It is not Salman Khan who’s on public trial – it is our framework of judgement

Salman Khan is not new to controversy. He looks like a kid with his hand perpetually in a cookie jar of trouble. In fact, his controversies seem more memorable than his movies. There is something endearing about the man – there is an innocence, an adolescence, a ham-handedness. It is as if he is perpetually goofing his lines. One is forced to conclude that he has a bad script-writer or that he has a touch of a bumbler. Even the bumbling image works as he come out as a vulnerable man.

Sadly, as he grows older, the audience perception of him begins to change. As he ages, he becomes a young man of 50. It s then that his adolescence becomes difficult to take. His choice of language lacks finesse and the slightly vacant look on his face adds to everybody’s sense of bewilderment. I must confess that his role in the shooting accident was not convincing . He does not appear too endearing after that. The recent interview given to promote his film Sultan adds fuel to the fire.

The facts are as follows. Salman steps out to explain how tiring the shooting of a film is. He hints that in real life, the act of wrestling is a one-time performance, a make or break to victory. But in reel life, the sheer repetition, the tedious task of wrestling routines where he has to lift a 120-kg opponent and throw him on the ground over and over again – almost 10 times for five different camera angles for six to seven hours – sounds tiring. The very tiredness makes him grope for an apt metaphor.

Let us read the sequences again.

Enter Salman – there is a tired intensity about him. He describes the world of film, a film on wrestling . He refers to the Taylorist way of making a film, where wrestling is a brutish act, made doubly brutal by repetition. He feels the pain of repetition and wants to convey his tiredness.
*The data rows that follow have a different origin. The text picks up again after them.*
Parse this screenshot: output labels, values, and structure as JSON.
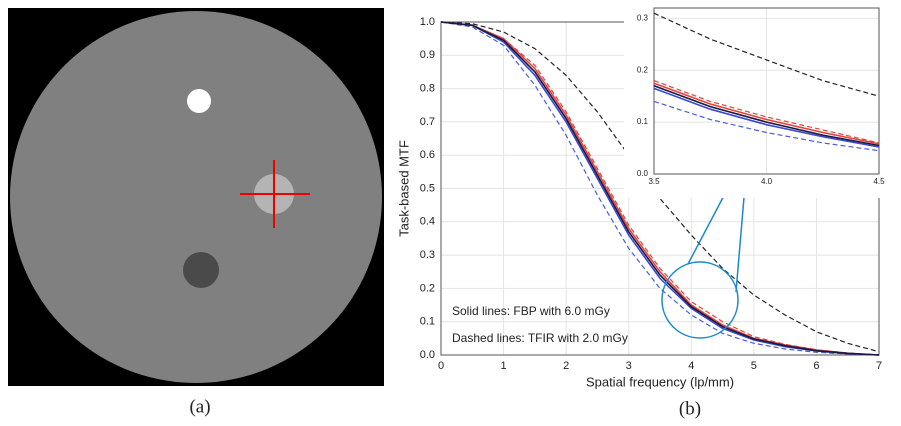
{
  "panel_labels": [
    "(a)",
    "(b)"
  ],
  "chart_data": [
    {
      "type": "line",
      "ylabel": "Task-based MTF",
      "xlabel": "Spatial frequency (lp/mm)",
      "annotations": [
        "Solid lines: FBP with 6.0 mGy",
        "Dashed lines: TFIR with 2.0 mGy"
      ],
      "xlim": [
        0,
        7
      ],
      "xticks": [
        0,
        1,
        2,
        3,
        4,
        5,
        6,
        7
      ],
      "ylim": [
        0,
        1
      ],
      "yticks": [
        {
          "value": 0,
          "label": "0.0"
        },
        0.1,
        0.2,
        0.3,
        0.4,
        0.5,
        0.6,
        0.7,
        0.8,
        0.9,
        {
          "value": 1,
          "label": "1.0"
        }
      ],
      "grid": true,
      "x": [
        0,
        0.5,
        1,
        1.5,
        2,
        2.5,
        3,
        3.5,
        4,
        4.5,
        5,
        5.5,
        6,
        6.5,
        7
      ],
      "series": [
        {
          "color": "#222222",
          "dashed": true,
          "values": [
            1.0,
            0.995,
            0.97,
            0.92,
            0.84,
            0.73,
            0.6,
            0.47,
            0.36,
            0.26,
            0.18,
            0.12,
            0.07,
            0.035,
            0.01
          ]
        },
        {
          "color": "#e8403a",
          "dashed": true,
          "values": [
            1.0,
            0.99,
            0.95,
            0.87,
            0.73,
            0.56,
            0.39,
            0.26,
            0.16,
            0.1,
            0.055,
            0.032,
            0.016,
            0.006,
            0.0
          ]
        },
        {
          "color": "#4a5de0",
          "dashed": true,
          "values": [
            1.0,
            0.985,
            0.93,
            0.81,
            0.66,
            0.48,
            0.32,
            0.2,
            0.12,
            0.065,
            0.035,
            0.018,
            0.008,
            0.003,
            0.0
          ]
        },
        {
          "color": "#e8403a",
          "dashed": false,
          "values": [
            1.0,
            0.99,
            0.95,
            0.86,
            0.72,
            0.55,
            0.38,
            0.25,
            0.15,
            0.09,
            0.05,
            0.03,
            0.015,
            0.005,
            0.0
          ]
        },
        {
          "color": "#3a4ad0",
          "dashed": false,
          "values": [
            1.0,
            0.99,
            0.94,
            0.84,
            0.7,
            0.53,
            0.36,
            0.23,
            0.14,
            0.08,
            0.045,
            0.025,
            0.012,
            0.004,
            0.0
          ]
        },
        {
          "color": "#1a1a40",
          "dashed": false,
          "values": [
            1.0,
            0.99,
            0.945,
            0.85,
            0.71,
            0.54,
            0.37,
            0.24,
            0.145,
            0.085,
            0.048,
            0.028,
            0.013,
            0.005,
            0.0
          ]
        }
      ]
    },
    {
      "type": "line",
      "xlim": [
        3.5,
        4.5
      ],
      "xticks": [
        3.5,
        {
          "value": 4,
          "label": "4.0"
        },
        4.5
      ],
      "ylim": [
        0,
        0.32
      ],
      "yticks": [
        {
          "value": 0,
          "label": "0.0"
        },
        0.1,
        0.2,
        0.3
      ],
      "grid": true,
      "x": [
        3.5,
        3.75,
        4,
        4.25,
        4.5
      ],
      "series": [
        {
          "color": "#222222",
          "dashed": true,
          "values": [
            0.31,
            0.26,
            0.22,
            0.18,
            0.15
          ]
        },
        {
          "color": "#e8403a",
          "dashed": true,
          "values": [
            0.18,
            0.14,
            0.11,
            0.085,
            0.06
          ]
        },
        {
          "color": "#4a5de0",
          "dashed": true,
          "values": [
            0.14,
            0.105,
            0.08,
            0.06,
            0.045
          ]
        },
        {
          "color": "#e8403a",
          "dashed": false,
          "values": [
            0.175,
            0.135,
            0.105,
            0.08,
            0.058
          ]
        },
        {
          "color": "#3a4ad0",
          "dashed": false,
          "values": [
            0.165,
            0.125,
            0.095,
            0.072,
            0.052
          ]
        },
        {
          "color": "#1a1a40",
          "dashed": false,
          "values": [
            0.17,
            0.13,
            0.1,
            0.075,
            0.055
          ]
        }
      ]
    }
  ]
}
He summons the idea of a woman raped. The interview turns into a burlesque comedy. He talks of the aches and pains of wrestling, his sense of being victim and then ineptly claims: “When I used to walk out of that rink, it used to actually be like a raped woman walking out”. The metaphor is farfetched. The audience knows he has goofed. It wants to chuckle as its favourite ham becomes more ham-handed. India’s perennially favourite hero complains of rape. The performance is so inept, you want to say cut and ask for a retake. The metaphor of the movie with its constant retakes does not work for real life.

Take II. Salman goes through it again, says, “I don’t think I should have”, tries to explain that he found it hard to walk. He has struggled for a comparison and found the most inept one. He has wrestled with language. The audience secretly knows that what Salman rapes is language. He is endearing as a village idiot but he now plays a bumbler. He is like a footballer who knocks in self goals ineptly. But every spectator wants his pound of flesh. He has said something inept – but rather than reading illiteracy into it, one demands he be punished in this age of political correctness. His father, a man who loves language, apologises. A man who lives in the world of slapstick suddenly became part of a Kafkaesque episode.
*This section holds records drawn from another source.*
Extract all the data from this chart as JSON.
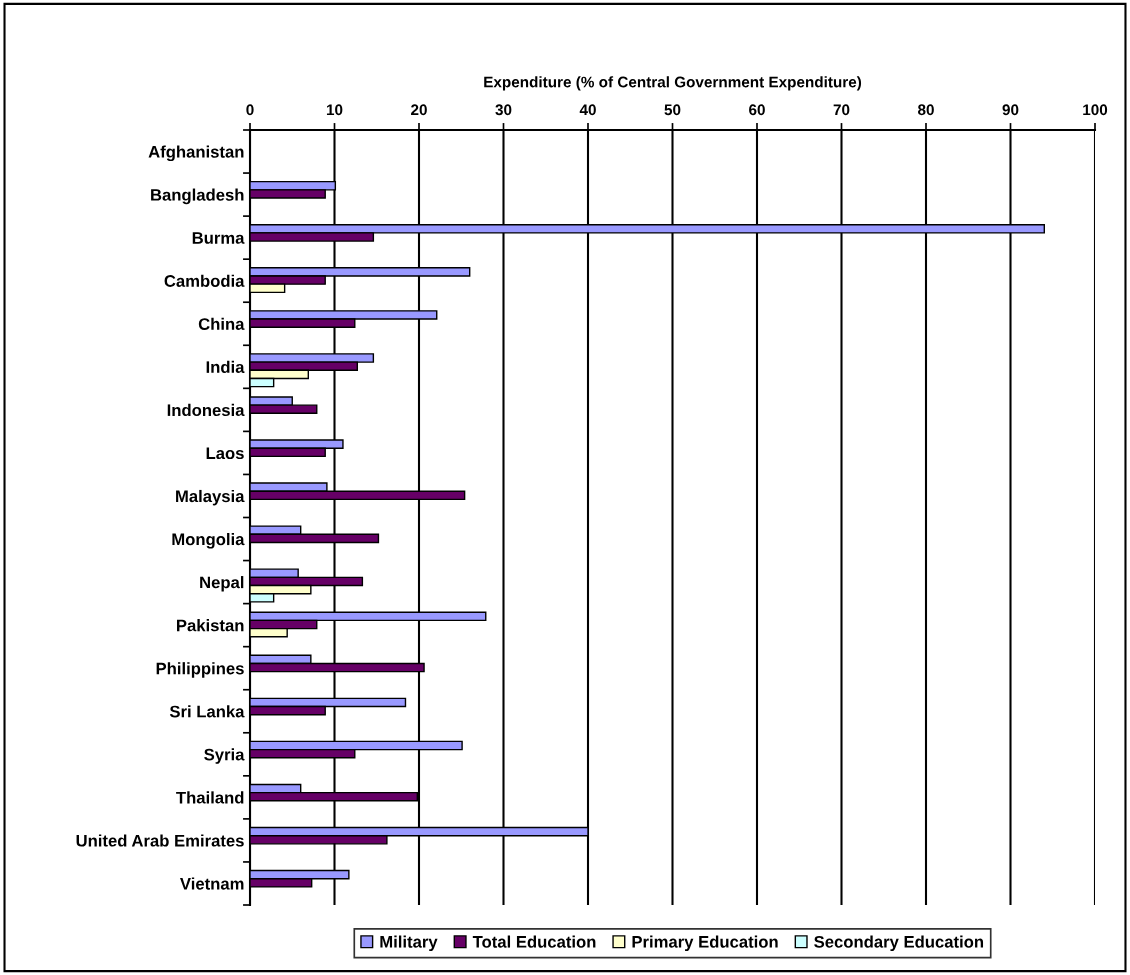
{
  "chart_data": {
    "type": "bar",
    "orientation": "horizontal",
    "xlabel": "Expenditure (% of Central Government Expenditure)",
    "categories": [
      "Afghanistan",
      "Bangladesh",
      "Burma",
      "Cambodia",
      "China",
      "India",
      "Indonesia",
      "Laos",
      "Malaysia",
      "Mongolia",
      "Nepal",
      "Pakistan",
      "Philippines",
      "Sri Lanka",
      "Syria",
      "Thailand",
      "United Arab Emirates",
      "Vietnam"
    ],
    "series": [
      {
        "name": "Military",
        "color": "#9999ff",
        "values": [
          null,
          10.1,
          94,
          26,
          22.1,
          14.6,
          5,
          11,
          9.1,
          6,
          5.7,
          27.9,
          7.2,
          18.4,
          25.1,
          6,
          40,
          11.7
        ]
      },
      {
        "name": "Total Education",
        "color": "#660066",
        "values": [
          null,
          8.9,
          14.6,
          8.9,
          12.4,
          12.7,
          7.9,
          8.9,
          25.4,
          15.2,
          13.3,
          7.9,
          20.6,
          8.9,
          12.4,
          19.8,
          16.2,
          7.3
        ]
      },
      {
        "name": "Primary Education",
        "color": "#ffffcc",
        "values": [
          null,
          null,
          null,
          4.1,
          null,
          6.9,
          null,
          null,
          null,
          null,
          7.2,
          4.4,
          null,
          null,
          null,
          null,
          null,
          null
        ]
      },
      {
        "name": "Secondary Education",
        "color": "#ccffff",
        "values": [
          null,
          null,
          null,
          null,
          null,
          2.8,
          null,
          null,
          null,
          null,
          2.8,
          null,
          null,
          null,
          null,
          null,
          null,
          null
        ]
      }
    ],
    "xlim": [
      0,
      100
    ],
    "xticks": [
      0,
      10,
      20,
      30,
      40,
      50,
      60,
      70,
      80,
      90,
      100
    ],
    "grid": "x",
    "legend": "bottom"
  }
}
The crowd screams: Salman has erred and he must pay. All he did was stumble over language and make a big ass of himself. Yet in this humourless age, the joke is on the star. He has been wrestled with and pinned mercilessly to the ground. With every media retake, he will suffer more. A news starved nation dying for gossip is grateful to him again. In an act of fantasy, it has wrestled him to the ground. It will forget in a few days. Meanwhile, television news is at its hysterical best. No one complains as life promises to be a perpetual B-grade movie.

Looking at the event, I wonder what the excitement is about. Are we impressed that the National Commission for Women has acted promptly? What is his failing? Is it that he is a role-model, an ideal who should set standards of propriety? Then of all the Khans he is the worst choice one can make. Are we claiming language has to be politically correct? Then our politicians murder language everyday, not just rape it.

The event is of a different kind. Deep down, it reveals the double standards, the hypocrisy of a society that will pardon manslaughter and animal killing but condemn a man for an idiotic error. Salman Khan is either comedy gone sour or tragedy gone trite. Either way, he does not qualify for such attention. But more importantly whether Salman or Mr Anonymous, a society has to decide that not every error is a crime and nor is everything offensive necessarily an offence. It is not Salman who’s on public trial – it is our framework of judgement.